Agelonia Serena has showy flowers that more imaginative gardeners say resemble the mouth of a dragon, as do real snapdragons. But Angelonia Serena is of a different genus, said Dr. Brent Pemberton, AgriLife Research horticulturist and chair of the Texas Superstar executive board.
“And there’s more difference between the genera than just the name,” Pemberton said. “Snapdragons are considered a cool-season plant, at least for our climate, but Angelonia is a South American native and can tolerate the Texas heat well.”
As with all Superstar designated plants, Angelonia Serena was selected after extensive tests at Overton, Lubbock, San Antonio and College Station by AgriLife Research and Texas AgriLife Extension Service horticulturists.
To be designated a Superstar, a plant must not just be beautiful but also perform well for consumers and growers throughout Texas, Pemberton said. Superstars must also be easy to propagate, which should ensure the plants are not only widely available throughout Texas but also are reasonably priced.
For Angelonia Serena, the availability/price stipulation should particularly hold true because of the way it’s grown, Pemberton said.
“The Serena series from PanAmerican Seed is the first to be grown from seed instead of cuttings,” he said. “In the past, the varieties that were available commercially were grown from rooted cuttings – vegetatively propagated.”

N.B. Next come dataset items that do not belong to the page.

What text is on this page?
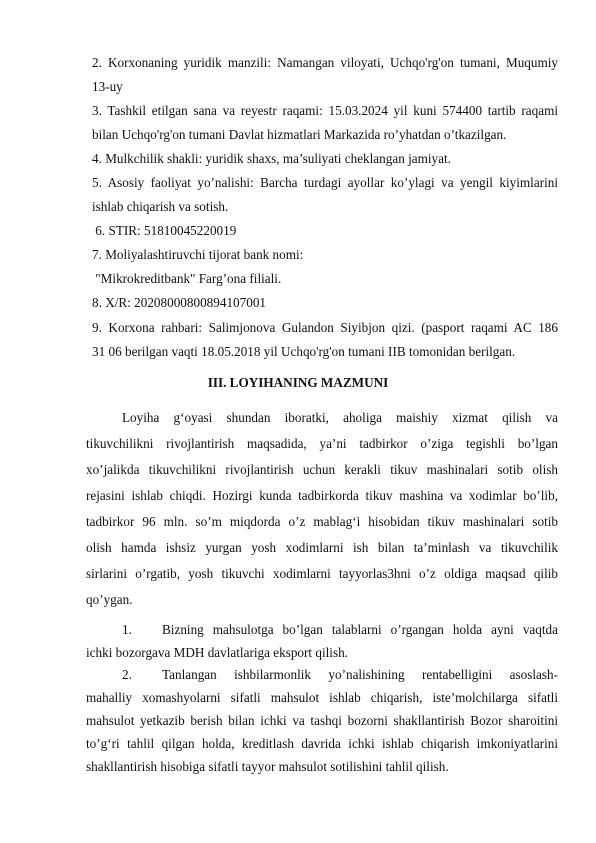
2. Korxonaning yuridik manzili: Namangan viloyati, Uchqo'rg'on tumani, Muqumiy
13-uy
3. Tashkil etilgan sana va reyestr raqami: 15.03.2024 yil kuni 574400 tartib raqami
bilan Uchqo'rg'on tumani Davlat hizmatlari Markazida ro’yhatdan o’tkazilgan.
4. Mulkchilik shakli: yuridik shaxs, ma’suliyati cheklangan jamiyat.
5. Asosiy faoliyat yo’nalishi: Barcha turdagi ayollar ko’ylagi va yengil kiyimlarini
ishlab chiqarish va sotish.
6. STIR: 51810045220019
7. Moliyalashtiruvchi tijorat bank nomi:
"Mikrokreditbank" Farg’ona filiali.
8. X/R: 20208000800894107001
9. Korxona rahbari: Salimjonova Gulandon Siyibjon qizi. (pasport raqami AC 186
31 06 berilgan vaqti 18.05.2018 yil Uchqo'rg'on tumani IIB tomonidan berilgan.
III. LOYIHANING MAZMUNI
Loyiha g‘oyasi shundan iboratki, aholiga maishiy xizmat qilish va
tikuvchilikni rivojlantirish maqsadida, ya’ni tadbirkor o’ziga tegishli bo’lgan
xo’jalikda tikuvchilikni rivojlantirish uchun kerakli tikuv mashinalari sotib olish
rejasini ishlab chiqdi. Hozirgi kunda tadbirkorda tikuv mashina va xodimlar bo’lib,
tadbirkor 96 mln. so’m miqdorda o’z mablag‘i hisobidan tikuv mashinalari sotib
olish hamda ishsiz yurgan yosh xodimlarni ish bilan ta’minlash va tikuvchilik
sirlarini o’rgatib, yosh tikuvchi xodimlarni tayyorlas3hni o’z oldiga maqsad qilib
qo’ygan.
1. Bizning mahsulotga bo’lgan talablarni o’rgangan holda ayni vaqtda
ichki bozorgava MDH davlatlariga eksport qilish.
2. Tanlangan ishbilarmonlik yo’nalishining rentabelligini asoslash-
mahalliy xomashyolarni sifatli mahsulot ishlab chiqarish, iste’molchilarga sifatli
mahsulot yetkazib berish bilan ichki va tashqi bozorni shakllantirish Bozor sharoitini
to’g‘ri tahlil qilgan holda, kreditlash davrida ichki ishlab chiqarish imkoniyatlarini
shakllantirish hisobiga sifatli tayyor mahsulot sotilishini tahlil qilish.
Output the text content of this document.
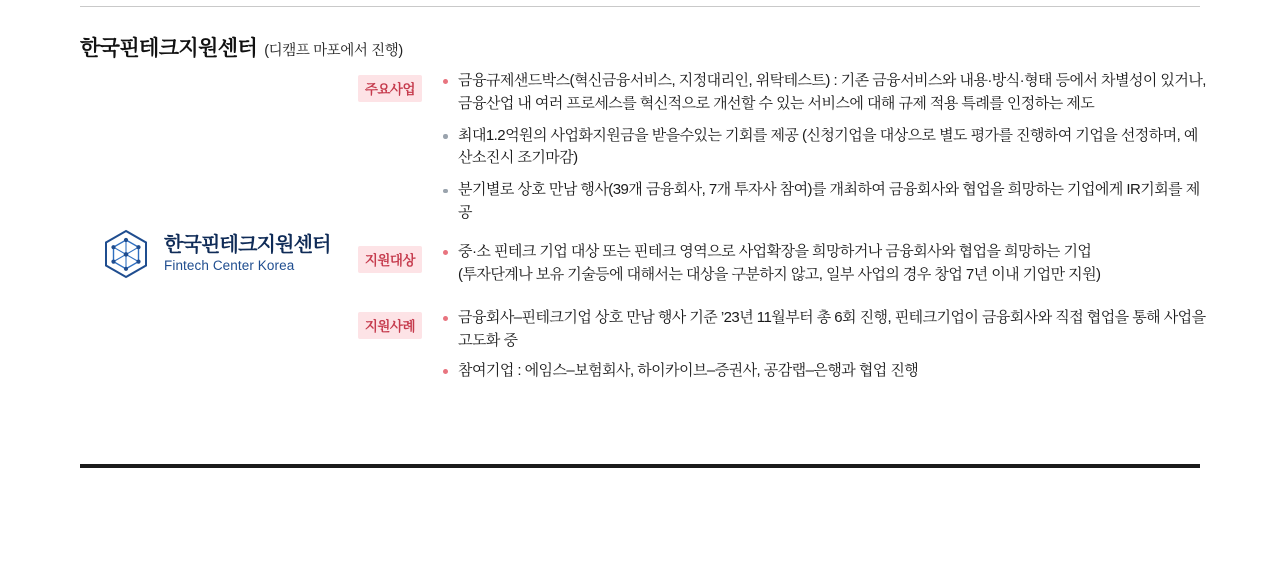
한국핀테크지원센터 (디캠프 마포에서 진행)
한국핀테크지원센터
Fintech Center Korea
주요사업
금융규제샌드박스(혁신금융서비스, 지정대리인, 위탁테스트) : 기존 금융서비스와 내용·방식·형태 등에서 차별성이 있거나, 금융산업 내 여러 프로세스를 혁신적으로 개선할 수 있는 서비스에 대해 규제 적용 특례를 인정하는 제도
최대1.2억원의 사업화지원금을 받을수있는 기회를 제공 (신청기업을 대상으로 별도 평가를 진행하여 기업을 선정하며, 예산소진시 조기마감)
분기별로 상호 만남 행사(39개 금융회사, 7개 투자사 참여)를 개최하여 금융회사와 협업을 희망하는 기업에게 IR기회를 제공
지원대상
중·소 핀테크 기업 대상 또는 핀테크 영역으로 사업확장을 희망하거나 금융회사와 협업을 희망하는 기업
(투자단계나 보유 기술등에 대해서는 대상을 구분하지 않고, 일부 사업의 경우 창업 7년 이내 기업만 지원)
지원사례
금융회사–핀테크기업 상호 만남 행사 기준 ’23년 11월부터 총 6회 진행, 핀테크기업이 금융회사와 직접 협업을 통해 사업을 고도화 중
참여기업 : 에임스–보험회사, 하이카이브–증권사, 공감랩–은행과 협업 진행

Root cuttings are often used because is it a quicker way to get a new variety or series to commercial growers and to consumers, he said. Typically, a seed company will make a few promising selections from thousands of crosses. These candidates will be propagated from cuttings on a large scale, and cuttings from these large-scale propagations will be sold as plugs to commercial growers.
The time from final selections to market is very critical. The bedding plant industry is highly competitive, both for seed companies wanting to capture markets and for commercial growers wanting to supply the newest and most hardy plants to consumers, Pemberton explained.
“Developing seed typically takes years, so it’s more common to go with propagation from rooted cuttings to get something out the door quickly,” he said.
However, once a seed crop is developed from a new series, it is less labor intensive and therefore cheaper for commercial bedding plant companies to grow. These savings are usually passed onto the consumer, Pemberton said.
Angelonia Serena was available in early April in many home gardening centers, he said. It can be planted outside in home landscapes in the spring after danger of frost has passed. For most of Texas, planting should be safe now. For the High Plains, Pemberton recommended waiting until late April.
From AgriLife Research and AgriLife Extension tests, Angelonia Serena thrived in all Texas locations, “from the hot, humid summers of East and Central Texas to the hot, dry days of the High Plains,” the Superstar board members noted in their official report.
“This popular summer annual puts on a nonstop show of flowers during the summer season,” the board members noted. “And it flowers more reliably than varieties grown from cuttings.
“Seed is available in white, purple, lavender, lavender-pink and mixes. They branch well without pinching and grow to about 12 to 18 inches tall in full sun. They are drought tolerant but need regular moisture. Shearing is not necessary but can be used to rejuvenate flowering. They can be used in the front of the border, as a ground cover, or even in mixed containers.”